He’s sitting across from me. If we were to have a place, this would be it. I’ve lost count how many times we’ve met here. I wonder, is this where he fell in love with me? I can’t recall ever being here without him in the picture. I mean, I’ve been here many times by myself but I don’t really know anymore what it is coming here without him. I guess he’s mad at something. He’s not his usual silly self. We say hi awkwardly but then again, is it ever not awkward? In all honesty, it pains me to see him like this but then it actually kind of amuses me. Don’t get me wrong, I take no joy in seeing him like this but I guess it’s sort of liberating seeing him struggle too. We try small talk but it doesn’t cut it. Not today. He asks me point blank, ”what now?” I have no idea. Silence.
Most times, he does the talking and I just sort of reply as the conversation flows but today he doesn’t seem quite himself. Are we breaking up? Can we break up? He did text me saying that maybe distance would be a good thing. The idiot! I am mad at him for that.
I have this playful thing that I do where I just stare at something and then as our eyes cross each others, I’ll just go ”yes?” waiting for him to say something. That usually gets the conversation flowing but not this time.
Finally, he starts talking. I say talking but I’m being too optimistic. He mumbles. He stops. No, he continues. It looks like he lost the ability to phrase things. Someone woke up on the retarded side of the bed today! He’s kinda cute though. Like, hella cute!
I hate that I like him. More than he deserves. I think I could just go back to what we were if he wanted. Maybe we will. He tells me I should be more selfish in some ways. Well, I don’t have it in me! I’m starting to dislike him just because.
As the food arrives, he looks over and tells me I’m being too ambitious if I think I can finish this plate. As if?! I’ll have you know I’ve eaten this before and finished it! But I don’t this time and now I have to endure his smugness. Oh, why? I hate him!

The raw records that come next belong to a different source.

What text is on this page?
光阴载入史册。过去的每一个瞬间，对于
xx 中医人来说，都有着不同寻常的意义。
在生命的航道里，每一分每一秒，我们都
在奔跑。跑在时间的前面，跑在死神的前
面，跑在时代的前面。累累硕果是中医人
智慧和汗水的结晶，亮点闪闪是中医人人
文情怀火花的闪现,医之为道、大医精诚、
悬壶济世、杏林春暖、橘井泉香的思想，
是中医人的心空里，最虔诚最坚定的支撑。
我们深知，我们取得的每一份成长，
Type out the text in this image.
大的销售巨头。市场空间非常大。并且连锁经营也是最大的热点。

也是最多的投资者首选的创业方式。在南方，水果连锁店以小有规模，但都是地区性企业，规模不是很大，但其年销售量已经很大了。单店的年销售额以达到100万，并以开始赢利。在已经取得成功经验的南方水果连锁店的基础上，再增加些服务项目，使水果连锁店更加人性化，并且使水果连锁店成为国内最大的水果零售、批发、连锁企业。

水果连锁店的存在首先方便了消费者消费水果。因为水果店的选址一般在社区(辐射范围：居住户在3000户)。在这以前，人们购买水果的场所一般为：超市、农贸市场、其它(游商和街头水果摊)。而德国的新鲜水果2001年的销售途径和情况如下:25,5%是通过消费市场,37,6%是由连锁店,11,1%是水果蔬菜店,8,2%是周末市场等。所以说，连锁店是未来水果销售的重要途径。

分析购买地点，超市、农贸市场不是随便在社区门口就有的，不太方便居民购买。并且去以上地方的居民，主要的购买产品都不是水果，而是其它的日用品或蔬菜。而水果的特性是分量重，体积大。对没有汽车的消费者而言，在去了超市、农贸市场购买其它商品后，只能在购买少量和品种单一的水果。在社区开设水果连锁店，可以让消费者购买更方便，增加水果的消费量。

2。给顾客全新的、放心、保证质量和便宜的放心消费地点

We talk for a while and I suppose we get on the same page. It looks like we do at least. As we go our separate ways, I fist bump him. He hates it but I do it nonetheless. You see, we’re not touchy at all. ”No?”, I ask. Reluctantly, he gives in. I go left, he goes right. I hide in my jacket as I walk to my car. I want to look back but I don’t. If I did, I would have seen him looking at me, just staring as I walked away.
He texted me halfway through the afternoon.
”So, still like me?”
Oh God, make me good but just not yet!